Just for fun (I'm getting use to this Latex!) :

$$u = \frac{v + w}{1 + \frac{vw}{c^2}} = (\frac{0.5c + 0.5c}{1 + \frac{0.5c * 0.5c}{c^2}}) = (\frac{c}{1 + \frac{0.25c^2}{c^2}}) = (\frac{c}{1 + 0.25}}) = \frac{1}{1.25}c = 0.8c$$

 

[Gecko]

ah, i caught another problem that i did lol. when i multiplied .5c by .5c, i forgot to make the change the c to $$c^2$$.

 

[DrWarezz]

Okay..
so, what is ment exactly if an objects mass increases? Do the particles become more compressed?
Thanks alot,
[r.D]

 

[Gonzolo]

More massive means more energetic, and it gains in momentum. Its energy and momentum can increase indefinitely (unlike its speed). That's why particle accelerators have been getting bigger and bigger.
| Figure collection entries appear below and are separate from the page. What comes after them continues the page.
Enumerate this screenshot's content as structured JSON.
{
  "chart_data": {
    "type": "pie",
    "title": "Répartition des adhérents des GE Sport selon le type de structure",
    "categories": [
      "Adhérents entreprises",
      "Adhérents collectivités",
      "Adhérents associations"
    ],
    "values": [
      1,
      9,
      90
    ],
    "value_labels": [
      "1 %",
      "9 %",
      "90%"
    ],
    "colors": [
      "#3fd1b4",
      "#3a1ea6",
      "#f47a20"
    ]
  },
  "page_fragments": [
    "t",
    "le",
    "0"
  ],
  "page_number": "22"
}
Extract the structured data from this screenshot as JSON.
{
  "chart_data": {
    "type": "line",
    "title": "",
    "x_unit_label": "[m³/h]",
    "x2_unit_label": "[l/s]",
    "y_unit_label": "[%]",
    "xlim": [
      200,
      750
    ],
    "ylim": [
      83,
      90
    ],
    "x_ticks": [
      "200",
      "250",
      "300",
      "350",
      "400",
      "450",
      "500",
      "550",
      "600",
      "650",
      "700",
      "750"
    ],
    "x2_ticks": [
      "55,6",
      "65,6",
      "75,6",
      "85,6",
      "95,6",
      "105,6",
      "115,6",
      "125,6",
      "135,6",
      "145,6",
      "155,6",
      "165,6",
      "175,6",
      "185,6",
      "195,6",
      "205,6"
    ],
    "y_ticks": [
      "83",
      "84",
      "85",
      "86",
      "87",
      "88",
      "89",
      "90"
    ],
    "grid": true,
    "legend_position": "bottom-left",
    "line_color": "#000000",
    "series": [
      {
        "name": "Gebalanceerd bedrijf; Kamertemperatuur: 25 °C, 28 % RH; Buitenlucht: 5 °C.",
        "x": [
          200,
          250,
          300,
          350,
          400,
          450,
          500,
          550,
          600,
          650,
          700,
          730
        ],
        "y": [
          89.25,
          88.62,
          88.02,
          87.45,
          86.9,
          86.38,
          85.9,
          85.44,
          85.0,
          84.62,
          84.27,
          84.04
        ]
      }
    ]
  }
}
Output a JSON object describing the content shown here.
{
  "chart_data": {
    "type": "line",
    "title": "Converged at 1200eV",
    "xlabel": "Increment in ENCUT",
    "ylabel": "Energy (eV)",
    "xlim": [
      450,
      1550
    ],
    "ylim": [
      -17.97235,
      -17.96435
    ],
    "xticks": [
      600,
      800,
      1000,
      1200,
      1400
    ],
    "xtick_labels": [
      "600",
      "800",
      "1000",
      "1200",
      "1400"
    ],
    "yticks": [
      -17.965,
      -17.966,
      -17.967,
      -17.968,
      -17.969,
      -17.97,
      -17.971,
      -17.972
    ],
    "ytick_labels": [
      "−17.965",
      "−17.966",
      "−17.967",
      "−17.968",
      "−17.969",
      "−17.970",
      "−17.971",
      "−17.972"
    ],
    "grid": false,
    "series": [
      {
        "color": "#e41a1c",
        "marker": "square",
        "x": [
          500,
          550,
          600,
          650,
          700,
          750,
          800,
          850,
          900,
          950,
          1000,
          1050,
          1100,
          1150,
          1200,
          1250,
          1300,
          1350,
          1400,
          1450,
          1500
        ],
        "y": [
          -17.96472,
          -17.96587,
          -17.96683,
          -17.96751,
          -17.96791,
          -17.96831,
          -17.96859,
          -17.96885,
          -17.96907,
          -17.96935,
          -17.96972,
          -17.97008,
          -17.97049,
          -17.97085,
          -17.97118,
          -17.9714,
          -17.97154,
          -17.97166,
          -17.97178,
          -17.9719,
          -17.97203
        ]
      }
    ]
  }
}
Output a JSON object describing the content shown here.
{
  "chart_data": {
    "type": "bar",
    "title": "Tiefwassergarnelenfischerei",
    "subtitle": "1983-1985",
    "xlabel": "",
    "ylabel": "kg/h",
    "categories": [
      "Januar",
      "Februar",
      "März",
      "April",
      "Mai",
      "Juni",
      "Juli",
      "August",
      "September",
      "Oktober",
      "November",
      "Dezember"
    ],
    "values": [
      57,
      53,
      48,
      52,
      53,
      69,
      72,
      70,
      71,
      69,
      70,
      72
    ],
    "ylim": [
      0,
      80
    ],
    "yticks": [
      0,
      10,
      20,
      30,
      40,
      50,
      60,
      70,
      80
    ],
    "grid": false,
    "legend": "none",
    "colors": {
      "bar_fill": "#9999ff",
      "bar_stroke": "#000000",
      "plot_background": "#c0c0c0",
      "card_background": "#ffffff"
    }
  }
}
The bigger and more powerful they are, the more energy you can give to the particles.

With "compression", you might be referring to Lorentz contraction, which is the space equivalent of time dilatation. It is also quite fun. A single particle however doesn't have much of a length. Contraction would apply to objects with a well-defined length, or volume.